Онлайн книга «Адреса любви: Москва, Петербург, Париж. Дома и домочадцы русской литературы»

Cтраница 111

Стол, стул и два любимых тополя за окном. Ныне напротив ее дома в Борисоглебском, напротив музея ее – остался один. Но, если прокрутить пленку назад, в 1920-й, то можно увидеть, как там, на втором этаже дома, она среди тьмы, пепла, ломаной мебели, битой посуды записывает: «Мои два тополя перед крыльцом мне дороже больших лесов, они – волей-неволей за шесть лет успели привыкнуть ко мне… – кто так часто глядел на них на рассвете?..»

Восемь лет проживет она тут до отъезда в эмиграцию, до встречи с Сергеем (Москва, Борисоглебский пер., 6). Они сняли квартиру здесь в 1914-м. «Дом-корабль» в два этажа, с закоулками, окном в потолке и «каютой-чердаком» – семь только светлых комнат, не считая темных, – и – 300 «квадратов», как сказали бы сейчас. Когда в 1966-м я, еще солдатом, вырвавшись в увольнение, пришел сюда впервые, тут была коммуналка, где обитало, как пишут ныне, сорок жильцов. Еще ничего не было, кроме первой тоненькой книжки ее стихов, выпущенной в 1961-м. Не было «биографии» ее, не было никакого «цветаеведения», да и сам дом был приговорен – это известно! – к сносу. Я поднялся по той еще лестнице (если б вы видели ее в 1966-м!), позвонил в дверь (ныне она – перенесена!) и начал объяснять какой-то тетке, зачем пришел. Она, колюче глянув на меня через цепочку, буркнула: «Цветаева? Нет, не живут, не живут здесь такие». Через щель я только и успел разглядеть тогда какие-то тазы, кривую вешалку и часть швабры с грязной тряпкой… Тряпки, как и аптеки, – вечны. Но даже в нынешнем, залитом светом музее, даже если вы попадете в руки лучшего в мире экскурсовода – и тоже, кстати, поэта! – Галины Данильевой, вам всё равно никто не покажет ни тарусского рояля, ни «волшебной» елизаветинской люстры, ни настоящей шкуры того волка, которая лежала у дивана. Нет их, как нет ни чугунной фигурки «Нюрнбергской девы», которая служила Цветаевой пресс-папье, ни скрепки для бумаг в виде двух ладоней, ни глиняной посеребренной «птицы Сирин». Это и до революции-то не всё дожило, а уж тем более – до суматошного отъезда Цветаевой в эмиграцию.

Тогда, в 1914-м, в доме были кухарка, дворник, няньки для Али. Тогда Марине, не умевшей, как сама признавалась, отличить вырезку от требухи, а манную крупу – от муки, случалось, подавали завтрак на подогретых тарелках, а после каждого блюда полагалось полоскать рот.
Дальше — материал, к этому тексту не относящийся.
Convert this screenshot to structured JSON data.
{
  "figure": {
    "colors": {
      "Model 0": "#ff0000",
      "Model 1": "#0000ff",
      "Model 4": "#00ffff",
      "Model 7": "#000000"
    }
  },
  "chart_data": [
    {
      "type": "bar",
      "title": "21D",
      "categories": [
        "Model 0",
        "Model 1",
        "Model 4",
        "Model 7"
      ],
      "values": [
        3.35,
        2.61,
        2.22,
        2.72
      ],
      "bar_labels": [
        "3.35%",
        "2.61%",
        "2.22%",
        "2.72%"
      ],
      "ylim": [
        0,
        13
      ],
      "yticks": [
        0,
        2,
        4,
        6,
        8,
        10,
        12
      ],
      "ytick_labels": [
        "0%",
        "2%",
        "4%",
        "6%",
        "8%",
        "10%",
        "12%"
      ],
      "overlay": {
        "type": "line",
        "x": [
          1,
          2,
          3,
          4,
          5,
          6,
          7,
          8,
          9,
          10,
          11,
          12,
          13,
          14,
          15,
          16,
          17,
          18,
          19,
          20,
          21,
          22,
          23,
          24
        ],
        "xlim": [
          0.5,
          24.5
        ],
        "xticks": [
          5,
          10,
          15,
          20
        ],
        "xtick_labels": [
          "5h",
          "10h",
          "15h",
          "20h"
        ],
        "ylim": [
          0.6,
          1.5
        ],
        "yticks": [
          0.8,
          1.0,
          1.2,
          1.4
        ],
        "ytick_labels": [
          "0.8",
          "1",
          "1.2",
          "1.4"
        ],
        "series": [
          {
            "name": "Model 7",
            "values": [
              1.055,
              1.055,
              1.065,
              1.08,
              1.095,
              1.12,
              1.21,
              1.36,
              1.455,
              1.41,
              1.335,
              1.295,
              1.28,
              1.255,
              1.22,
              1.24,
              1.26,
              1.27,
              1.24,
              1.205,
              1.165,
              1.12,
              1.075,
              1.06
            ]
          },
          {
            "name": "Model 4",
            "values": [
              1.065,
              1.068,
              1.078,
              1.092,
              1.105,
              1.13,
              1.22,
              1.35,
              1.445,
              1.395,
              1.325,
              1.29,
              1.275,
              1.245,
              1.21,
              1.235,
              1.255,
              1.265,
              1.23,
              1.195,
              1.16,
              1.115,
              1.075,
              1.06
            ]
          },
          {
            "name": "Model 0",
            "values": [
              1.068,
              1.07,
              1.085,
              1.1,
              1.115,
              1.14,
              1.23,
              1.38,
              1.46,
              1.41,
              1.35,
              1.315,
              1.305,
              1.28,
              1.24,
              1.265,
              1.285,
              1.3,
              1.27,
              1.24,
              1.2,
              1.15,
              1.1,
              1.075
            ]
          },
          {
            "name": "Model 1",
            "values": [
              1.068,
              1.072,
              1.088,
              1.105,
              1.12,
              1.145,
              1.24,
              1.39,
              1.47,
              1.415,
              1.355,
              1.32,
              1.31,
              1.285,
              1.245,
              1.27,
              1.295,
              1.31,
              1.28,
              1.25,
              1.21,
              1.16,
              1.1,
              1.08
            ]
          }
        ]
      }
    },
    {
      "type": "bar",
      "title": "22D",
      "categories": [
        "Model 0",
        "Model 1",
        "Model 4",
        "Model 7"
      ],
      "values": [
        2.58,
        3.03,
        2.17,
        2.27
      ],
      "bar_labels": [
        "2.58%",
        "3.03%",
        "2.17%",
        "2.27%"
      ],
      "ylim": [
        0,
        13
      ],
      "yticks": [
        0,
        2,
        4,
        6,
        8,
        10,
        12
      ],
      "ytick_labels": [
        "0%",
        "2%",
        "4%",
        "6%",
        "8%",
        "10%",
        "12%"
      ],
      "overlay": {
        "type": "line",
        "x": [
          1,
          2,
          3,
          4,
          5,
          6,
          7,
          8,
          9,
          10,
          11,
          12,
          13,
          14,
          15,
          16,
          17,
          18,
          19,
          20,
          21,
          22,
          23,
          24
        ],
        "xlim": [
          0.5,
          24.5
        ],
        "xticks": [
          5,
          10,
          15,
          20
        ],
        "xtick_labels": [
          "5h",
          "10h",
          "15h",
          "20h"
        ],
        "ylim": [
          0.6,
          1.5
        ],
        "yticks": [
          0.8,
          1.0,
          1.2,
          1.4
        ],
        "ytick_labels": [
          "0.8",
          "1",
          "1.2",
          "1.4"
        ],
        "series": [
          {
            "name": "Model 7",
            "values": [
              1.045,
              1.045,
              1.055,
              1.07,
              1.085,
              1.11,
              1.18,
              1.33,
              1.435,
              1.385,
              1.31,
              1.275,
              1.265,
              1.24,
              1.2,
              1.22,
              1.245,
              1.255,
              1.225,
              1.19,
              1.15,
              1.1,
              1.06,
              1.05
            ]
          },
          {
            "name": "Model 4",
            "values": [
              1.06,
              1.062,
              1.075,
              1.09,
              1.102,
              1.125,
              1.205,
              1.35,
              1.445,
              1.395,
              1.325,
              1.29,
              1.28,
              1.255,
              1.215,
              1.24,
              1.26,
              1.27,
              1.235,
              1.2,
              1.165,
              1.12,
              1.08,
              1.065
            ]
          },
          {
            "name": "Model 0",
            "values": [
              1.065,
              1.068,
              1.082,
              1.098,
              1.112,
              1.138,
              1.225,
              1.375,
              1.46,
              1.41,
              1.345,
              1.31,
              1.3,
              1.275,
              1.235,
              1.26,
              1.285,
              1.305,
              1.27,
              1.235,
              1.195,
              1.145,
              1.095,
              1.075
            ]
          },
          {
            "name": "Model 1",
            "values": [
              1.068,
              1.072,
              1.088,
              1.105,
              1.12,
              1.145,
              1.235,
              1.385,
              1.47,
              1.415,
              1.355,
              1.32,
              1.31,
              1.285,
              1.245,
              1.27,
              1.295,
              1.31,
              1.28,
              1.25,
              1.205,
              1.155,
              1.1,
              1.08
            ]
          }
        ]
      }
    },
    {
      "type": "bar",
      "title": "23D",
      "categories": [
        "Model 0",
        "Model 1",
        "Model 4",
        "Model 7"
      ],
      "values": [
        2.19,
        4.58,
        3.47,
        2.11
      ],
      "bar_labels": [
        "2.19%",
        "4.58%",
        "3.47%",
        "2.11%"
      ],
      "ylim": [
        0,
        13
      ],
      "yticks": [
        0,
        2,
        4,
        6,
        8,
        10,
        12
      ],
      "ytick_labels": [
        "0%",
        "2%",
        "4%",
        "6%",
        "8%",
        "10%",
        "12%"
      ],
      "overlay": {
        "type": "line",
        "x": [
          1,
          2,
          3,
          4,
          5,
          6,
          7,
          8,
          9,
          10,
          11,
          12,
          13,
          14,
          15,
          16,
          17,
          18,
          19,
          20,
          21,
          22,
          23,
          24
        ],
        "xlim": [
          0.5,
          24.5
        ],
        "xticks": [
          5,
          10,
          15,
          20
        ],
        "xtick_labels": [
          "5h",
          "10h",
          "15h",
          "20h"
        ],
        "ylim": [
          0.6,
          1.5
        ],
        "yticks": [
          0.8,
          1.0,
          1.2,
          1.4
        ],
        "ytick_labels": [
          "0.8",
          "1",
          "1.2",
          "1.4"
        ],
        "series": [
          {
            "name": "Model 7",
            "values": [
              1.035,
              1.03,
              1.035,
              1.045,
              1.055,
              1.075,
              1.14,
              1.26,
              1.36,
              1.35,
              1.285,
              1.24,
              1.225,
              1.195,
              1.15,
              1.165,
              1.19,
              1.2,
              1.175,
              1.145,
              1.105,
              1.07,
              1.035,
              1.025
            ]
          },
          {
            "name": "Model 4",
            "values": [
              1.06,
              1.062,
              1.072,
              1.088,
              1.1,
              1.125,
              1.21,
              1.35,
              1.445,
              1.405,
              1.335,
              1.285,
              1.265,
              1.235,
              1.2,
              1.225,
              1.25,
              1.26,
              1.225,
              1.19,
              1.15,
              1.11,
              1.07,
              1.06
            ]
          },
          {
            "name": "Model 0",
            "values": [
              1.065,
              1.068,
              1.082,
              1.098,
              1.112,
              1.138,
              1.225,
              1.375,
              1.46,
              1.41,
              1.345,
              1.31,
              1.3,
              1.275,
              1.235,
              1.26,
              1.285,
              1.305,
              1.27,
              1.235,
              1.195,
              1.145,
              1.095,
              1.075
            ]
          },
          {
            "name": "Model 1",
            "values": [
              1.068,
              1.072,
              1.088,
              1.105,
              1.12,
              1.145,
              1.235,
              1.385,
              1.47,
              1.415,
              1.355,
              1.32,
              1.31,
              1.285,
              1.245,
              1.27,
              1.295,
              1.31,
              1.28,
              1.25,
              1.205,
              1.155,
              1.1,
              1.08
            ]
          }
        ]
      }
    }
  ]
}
Через три года, в революцию, она всю добытую в разных местах «требуху» (кашу, похлебку и – о, удача! – селедку) сваливала в одну миску и хлебала. Когда-то душилась тонким «Корсиканским жасмином», теперь, сидя без воды, вылизывала руки языком (да-да, именно!), ибо не могла писать стихи грязными. Наконец, когда-то, собираясь «в люди», цокала тут высокими каблучками в красной пелеринке, отороченной светлым мехом. Теперь же не ходила – «жила» в чем-то вроде подрясника из какой-то зеленой портьеры, а, уходя из дома, подпоясывалась не офицерским даже – юнкерским ремнем мужа и шнуровала башмаки веревочками, которые даже не закрашивала чернилами. «Такие делишки!» – заканчивала теперь монологи свои, что Асе, сестре, давно не видевшей ее, показалось не просто «чужеродной» – вульгарной фразой…

Да, чудовище и святая! Из шести картофелин три могла отнести другу Бальмонту, но могла и бесстыдно продать чужую мебель, отданную на хранение. Воровала хлеб в гостях (не надо просить), но тут же чужому человеку легко дарила антикварную, небесной красоты чернильницу. Запросто знакомилась с мужчинами, даже нагло навязывалась им («Чтобы люди друг друга понимали, надо, чтобы они шли или лежали рядом»), но к приехавшему в Москву Блоку даже подойти не решилась. Да, жизнь обвиняла ее, но жизнь и оправдывала. Невероятно, но вор, ворвавшийся к ней, не ее испугался – пишут! – бедности ее. И, просидев до утра, сам дал ей денег. Пришел взять, но захотел – дать. Ну не святая ли? Что говорить, одного красноармейца, коммуниста с глазами ребенка, который колол ей дрова, носил и кусок мыла, и морковку и кого назовет «самой Россией», она так «распропагандирует», что он навсегда порвет с партией. В порыве чувств назовет ее даже – «квалифицированной женщиной». Блеск! А она именно ему, навещая его в доме врача Доброва, где, кстати, жили сыновья писателя Леонида Андреева Вадим и Даниил (Москва, Малый Левшинский пер., 5), и скажет однажды: «Я люблю, чтобы деревья росли прямо. Растите в небо. Оно одно: для красных и для белых»… Считайте, сказала самой России – имела право!..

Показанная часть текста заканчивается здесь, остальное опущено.